The constraints are useful for method documentation, especially if they can be serialized and passed to an object browser, but can only document the list of methods and the names/types of their arguments. The actual API description still needs to be in epydoc, which can provide (non-machine-parseable) argument name/type docs too.

positional parameters for interoperability with java:

java doesn't have keyword args. To provide interoperability, the python-newpb method call serializer needs to send args in strict order, the java newpb receiver would ignore the argument names (only using the values). In the other direction, the java method call serializer would send None for the argument names, and the python receiver would use the local RemoteInterface to turn the argument list into a kwargs dict.

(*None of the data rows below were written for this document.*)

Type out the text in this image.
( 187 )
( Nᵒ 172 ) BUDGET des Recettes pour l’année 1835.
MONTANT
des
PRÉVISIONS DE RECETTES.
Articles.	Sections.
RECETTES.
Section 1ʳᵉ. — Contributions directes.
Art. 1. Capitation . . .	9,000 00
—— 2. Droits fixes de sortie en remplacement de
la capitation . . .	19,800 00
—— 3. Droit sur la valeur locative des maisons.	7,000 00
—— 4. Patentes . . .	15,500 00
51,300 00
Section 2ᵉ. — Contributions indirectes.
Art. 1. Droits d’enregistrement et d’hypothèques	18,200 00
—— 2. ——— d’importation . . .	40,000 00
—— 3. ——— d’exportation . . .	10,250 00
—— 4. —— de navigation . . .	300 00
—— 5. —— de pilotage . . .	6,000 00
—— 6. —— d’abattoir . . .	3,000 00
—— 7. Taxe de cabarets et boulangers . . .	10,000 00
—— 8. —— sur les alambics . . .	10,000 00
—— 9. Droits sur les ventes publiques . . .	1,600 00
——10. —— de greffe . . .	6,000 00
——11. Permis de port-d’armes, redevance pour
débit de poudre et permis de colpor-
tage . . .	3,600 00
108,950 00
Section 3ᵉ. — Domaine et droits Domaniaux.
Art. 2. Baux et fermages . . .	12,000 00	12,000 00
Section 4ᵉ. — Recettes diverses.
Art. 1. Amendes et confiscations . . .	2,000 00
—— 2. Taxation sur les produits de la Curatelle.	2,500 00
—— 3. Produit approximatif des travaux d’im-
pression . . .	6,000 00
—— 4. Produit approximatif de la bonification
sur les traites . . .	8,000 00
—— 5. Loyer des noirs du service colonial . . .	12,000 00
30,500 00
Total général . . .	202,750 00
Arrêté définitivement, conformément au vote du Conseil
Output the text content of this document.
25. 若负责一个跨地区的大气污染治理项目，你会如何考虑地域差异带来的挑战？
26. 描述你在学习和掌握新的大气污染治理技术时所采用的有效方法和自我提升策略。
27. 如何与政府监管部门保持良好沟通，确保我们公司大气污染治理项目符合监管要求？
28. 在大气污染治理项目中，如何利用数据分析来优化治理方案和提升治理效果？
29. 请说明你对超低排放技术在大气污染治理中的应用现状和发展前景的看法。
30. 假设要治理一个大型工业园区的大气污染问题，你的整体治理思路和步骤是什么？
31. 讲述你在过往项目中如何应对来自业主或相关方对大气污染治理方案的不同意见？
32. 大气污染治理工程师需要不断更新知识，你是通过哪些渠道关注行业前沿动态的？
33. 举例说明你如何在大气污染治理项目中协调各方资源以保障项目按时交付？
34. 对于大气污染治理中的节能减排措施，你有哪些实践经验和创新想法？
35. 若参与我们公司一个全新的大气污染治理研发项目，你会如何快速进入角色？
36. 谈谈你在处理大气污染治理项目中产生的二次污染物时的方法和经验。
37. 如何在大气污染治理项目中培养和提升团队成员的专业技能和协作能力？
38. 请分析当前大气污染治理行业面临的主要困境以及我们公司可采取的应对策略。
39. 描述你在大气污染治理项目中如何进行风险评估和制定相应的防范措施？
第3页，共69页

Finally, I need to study the XML schemas in the web-calculus more closely. In it, the bound method closure URL can be used for two purposes: a GET returns the method schema (a description of what types the positional parameters will accept), while a POST will invoke the closure. However, the object which provided that URL has a class, and the method clause had a name, and the method schema is always the same for any given (class, methodname) pair, so even a fully send-time-checking implementation doesn't have to retrieve any method schema more than once. I had first thought that there was some reduncancy in the XML data being returned, but Tyler's put a lot of thought and time into it to minimize the round-trips and avoid redundancy. newpb would be well-served by studying his approach carefully.